Platinum resistance affects about 1 in 4 patients with ovarian cancer, said lead investigator Eric Pujade-Lauraine, MD, PhD, of the Hôpital Hôtel-Dieu in Paris. “These patients, before now, haven't had that many treatment options open to them,” he pointed out.

The AURELIA study randomly assigned 361 patients with epithelial ovarian, fallopian tube, or primary peritoneal cancer whose disease progressed within 6 months of their last dose of platinum therapy to receive bevacizumab and chemotherapy or chemotherapy alone. The patients received 1 of 3 equally effective standard chemotherapy drugs—liposomal pegylated doxorubicin, topotecan, or paclitaxel.

After a median follow-up of 13.5 months, 75% of the patients who received bevacizumab in addition to chemotherapy experienced disease recurrence, compared with 91% of the patients who received chemotherapy alone. The median progression-free survival among patients who received the drug combination was 6.7 months, compared with 3.4 months for patients in the chemotherapy-only group.

“For the first time in platinum-resistant ovarian cancer, we have been able to significantly improve progression-free survival with a combination therapy,” said Pujade-Lauraine, adding that the combination therapy should be considered a new standard option. For a woman with platinum-resistant ovarian cancer, “this will give her new hope,” he added.

Another phase III clinical trial involving bevacizumab yielded similarly optimistic findings for patients with advanced colorectal cancer. In this trial, 820 patients with metastatic, inoperable disease were treated with standard first-line chemotherapy (oxaliplatin or irinotecan) and bevacizumab. Following disease progression, the patients were randomly assigned to receive the other chemotherapy plus either bevacizumab or a placebo. Researchers found that both overall survival (11.2 months vs. 9.8 months) and progression-free survival (5.7 months vs. 4.1 months) were significantly longer among patients who received continual bevacizumab—with few additional side effects.
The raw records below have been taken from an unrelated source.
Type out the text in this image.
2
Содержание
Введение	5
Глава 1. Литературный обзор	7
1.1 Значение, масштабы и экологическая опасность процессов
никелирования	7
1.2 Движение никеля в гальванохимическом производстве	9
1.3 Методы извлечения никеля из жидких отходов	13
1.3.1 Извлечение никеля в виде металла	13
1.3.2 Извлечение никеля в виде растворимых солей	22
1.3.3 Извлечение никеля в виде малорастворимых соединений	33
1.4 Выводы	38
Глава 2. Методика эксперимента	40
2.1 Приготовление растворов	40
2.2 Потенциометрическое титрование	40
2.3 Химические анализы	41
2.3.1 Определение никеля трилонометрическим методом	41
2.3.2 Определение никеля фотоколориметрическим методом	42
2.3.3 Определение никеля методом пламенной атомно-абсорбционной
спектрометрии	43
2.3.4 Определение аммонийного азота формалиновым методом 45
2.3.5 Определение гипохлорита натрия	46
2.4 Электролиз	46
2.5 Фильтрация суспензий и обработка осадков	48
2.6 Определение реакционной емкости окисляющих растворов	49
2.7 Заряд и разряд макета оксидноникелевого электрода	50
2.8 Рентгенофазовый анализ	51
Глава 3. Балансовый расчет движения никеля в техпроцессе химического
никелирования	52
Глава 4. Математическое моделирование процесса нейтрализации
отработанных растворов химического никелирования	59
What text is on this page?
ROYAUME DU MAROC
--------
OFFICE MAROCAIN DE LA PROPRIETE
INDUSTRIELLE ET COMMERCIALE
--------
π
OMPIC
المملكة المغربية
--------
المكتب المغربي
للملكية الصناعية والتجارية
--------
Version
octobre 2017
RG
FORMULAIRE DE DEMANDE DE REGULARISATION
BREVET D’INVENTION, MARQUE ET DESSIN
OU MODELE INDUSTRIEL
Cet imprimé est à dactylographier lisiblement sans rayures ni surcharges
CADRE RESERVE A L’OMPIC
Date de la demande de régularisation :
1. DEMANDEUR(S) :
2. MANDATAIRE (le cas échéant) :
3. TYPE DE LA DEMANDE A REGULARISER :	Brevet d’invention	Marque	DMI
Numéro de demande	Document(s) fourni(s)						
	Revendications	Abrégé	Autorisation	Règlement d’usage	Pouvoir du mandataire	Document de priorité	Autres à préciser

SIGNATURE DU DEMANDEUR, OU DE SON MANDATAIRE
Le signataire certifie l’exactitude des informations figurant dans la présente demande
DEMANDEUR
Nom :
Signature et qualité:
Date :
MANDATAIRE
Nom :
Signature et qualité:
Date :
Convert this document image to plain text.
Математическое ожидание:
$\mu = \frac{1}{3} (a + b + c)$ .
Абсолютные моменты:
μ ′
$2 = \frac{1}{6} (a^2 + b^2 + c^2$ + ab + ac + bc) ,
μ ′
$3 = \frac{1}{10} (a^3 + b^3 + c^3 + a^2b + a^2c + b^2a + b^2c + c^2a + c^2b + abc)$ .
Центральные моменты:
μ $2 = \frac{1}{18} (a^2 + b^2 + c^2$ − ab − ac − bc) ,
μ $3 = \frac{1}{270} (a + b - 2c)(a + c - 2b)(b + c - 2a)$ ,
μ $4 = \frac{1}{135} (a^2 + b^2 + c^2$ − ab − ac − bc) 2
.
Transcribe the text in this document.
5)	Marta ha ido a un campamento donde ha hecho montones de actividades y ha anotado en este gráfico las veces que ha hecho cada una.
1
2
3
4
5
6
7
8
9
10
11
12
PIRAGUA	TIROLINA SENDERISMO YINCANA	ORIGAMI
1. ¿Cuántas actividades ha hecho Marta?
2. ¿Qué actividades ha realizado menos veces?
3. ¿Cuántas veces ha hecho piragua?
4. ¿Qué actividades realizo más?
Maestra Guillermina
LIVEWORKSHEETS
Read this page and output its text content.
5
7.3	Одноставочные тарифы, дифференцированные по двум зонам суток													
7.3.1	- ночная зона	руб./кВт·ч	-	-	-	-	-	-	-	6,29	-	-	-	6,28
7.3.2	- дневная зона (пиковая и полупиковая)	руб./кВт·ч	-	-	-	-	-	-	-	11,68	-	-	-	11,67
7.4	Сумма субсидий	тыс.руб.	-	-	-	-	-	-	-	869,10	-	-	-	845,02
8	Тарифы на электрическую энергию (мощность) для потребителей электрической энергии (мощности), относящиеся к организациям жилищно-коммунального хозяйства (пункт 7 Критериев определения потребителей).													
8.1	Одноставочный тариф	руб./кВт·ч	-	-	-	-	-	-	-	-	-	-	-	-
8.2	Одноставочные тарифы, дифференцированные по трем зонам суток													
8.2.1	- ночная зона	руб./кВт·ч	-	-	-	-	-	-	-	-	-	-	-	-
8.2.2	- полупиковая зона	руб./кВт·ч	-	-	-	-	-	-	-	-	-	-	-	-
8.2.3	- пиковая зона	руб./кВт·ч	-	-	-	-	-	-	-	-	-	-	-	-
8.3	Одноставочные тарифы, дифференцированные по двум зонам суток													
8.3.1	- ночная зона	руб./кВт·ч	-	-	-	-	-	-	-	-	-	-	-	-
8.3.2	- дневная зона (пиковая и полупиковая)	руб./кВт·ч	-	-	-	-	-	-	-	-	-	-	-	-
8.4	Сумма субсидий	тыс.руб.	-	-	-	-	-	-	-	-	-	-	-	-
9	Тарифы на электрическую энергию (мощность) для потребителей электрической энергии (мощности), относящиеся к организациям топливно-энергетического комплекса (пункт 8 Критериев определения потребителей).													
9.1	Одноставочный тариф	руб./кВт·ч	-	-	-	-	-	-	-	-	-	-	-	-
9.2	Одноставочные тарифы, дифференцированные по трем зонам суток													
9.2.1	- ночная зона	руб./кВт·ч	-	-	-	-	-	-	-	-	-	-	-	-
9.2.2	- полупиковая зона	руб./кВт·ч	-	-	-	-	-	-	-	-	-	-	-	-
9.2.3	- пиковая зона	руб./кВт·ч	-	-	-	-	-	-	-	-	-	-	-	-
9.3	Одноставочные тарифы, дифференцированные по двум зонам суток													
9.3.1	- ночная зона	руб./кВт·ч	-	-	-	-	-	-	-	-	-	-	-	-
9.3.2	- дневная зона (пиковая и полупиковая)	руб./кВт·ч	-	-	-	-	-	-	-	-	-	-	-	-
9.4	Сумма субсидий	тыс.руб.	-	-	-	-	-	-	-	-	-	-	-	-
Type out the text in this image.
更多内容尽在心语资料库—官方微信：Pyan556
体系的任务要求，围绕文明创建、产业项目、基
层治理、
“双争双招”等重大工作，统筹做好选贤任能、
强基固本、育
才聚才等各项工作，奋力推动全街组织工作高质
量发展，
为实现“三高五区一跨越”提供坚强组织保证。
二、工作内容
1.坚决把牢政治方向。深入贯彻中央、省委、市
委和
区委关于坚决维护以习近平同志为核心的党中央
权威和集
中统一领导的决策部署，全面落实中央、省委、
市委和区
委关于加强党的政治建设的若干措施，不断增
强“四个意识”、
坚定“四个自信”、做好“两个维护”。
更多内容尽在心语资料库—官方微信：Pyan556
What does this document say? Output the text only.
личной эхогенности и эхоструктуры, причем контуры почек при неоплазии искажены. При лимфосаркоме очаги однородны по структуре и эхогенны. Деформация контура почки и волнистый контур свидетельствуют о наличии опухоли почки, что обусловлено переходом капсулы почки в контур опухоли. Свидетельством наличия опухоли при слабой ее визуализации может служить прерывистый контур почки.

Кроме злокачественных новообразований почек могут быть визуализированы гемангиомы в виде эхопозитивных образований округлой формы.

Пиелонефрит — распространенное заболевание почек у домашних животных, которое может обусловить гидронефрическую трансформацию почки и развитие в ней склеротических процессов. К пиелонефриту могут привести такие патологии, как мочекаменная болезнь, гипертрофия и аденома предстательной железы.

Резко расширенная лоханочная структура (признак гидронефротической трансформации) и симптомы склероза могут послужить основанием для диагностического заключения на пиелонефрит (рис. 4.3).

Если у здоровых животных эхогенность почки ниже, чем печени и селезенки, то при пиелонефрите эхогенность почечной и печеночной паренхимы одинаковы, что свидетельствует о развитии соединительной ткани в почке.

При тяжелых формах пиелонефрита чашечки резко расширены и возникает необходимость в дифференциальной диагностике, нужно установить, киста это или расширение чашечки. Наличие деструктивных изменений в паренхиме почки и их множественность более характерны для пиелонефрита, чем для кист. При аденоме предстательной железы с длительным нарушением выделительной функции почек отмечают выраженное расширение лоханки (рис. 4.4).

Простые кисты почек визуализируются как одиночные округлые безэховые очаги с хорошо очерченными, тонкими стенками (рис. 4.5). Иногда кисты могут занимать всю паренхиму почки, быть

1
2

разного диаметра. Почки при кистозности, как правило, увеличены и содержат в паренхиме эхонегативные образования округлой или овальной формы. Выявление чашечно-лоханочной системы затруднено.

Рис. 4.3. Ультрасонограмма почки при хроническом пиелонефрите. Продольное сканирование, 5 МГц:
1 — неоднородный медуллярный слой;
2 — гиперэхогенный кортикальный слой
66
This is the first randomized trial to evaluate the combination regimen for second-line use in patients who had previously been treated with a bevacizumab regimen in the first-line setting. Its results validate the treatment approach that many U.S. oncologists already advocate and may change the standard of care in other parts of the world, where the use of bevacizumab is generally restricted to either first- or second-line treatment, not both.

“The findings also provide an important new insight about the biology of advanced colorectal cancer, showing us that if the disease develops resistance to chemotherapy, it does not necessarily mean that tumors become resistant to antiangiogenic therapy,” said Dirk Arnold, MD, director of the Hubertus Wald Tumor Center at the University Cancer Center in Hamburg, Germany, and spokesperson for the German AIO Colorectal Cancer Collaborative Study Group, which initiated the trial.

“By simply switching chemotherapy drugs when the cancer progresses and continuing with bevacizumab, we can make second-line treatment even more powerful,” Arnold added. “This finding will likely spur research into other cancer types that are sensitive to both bevacizumab and chemotherapy.”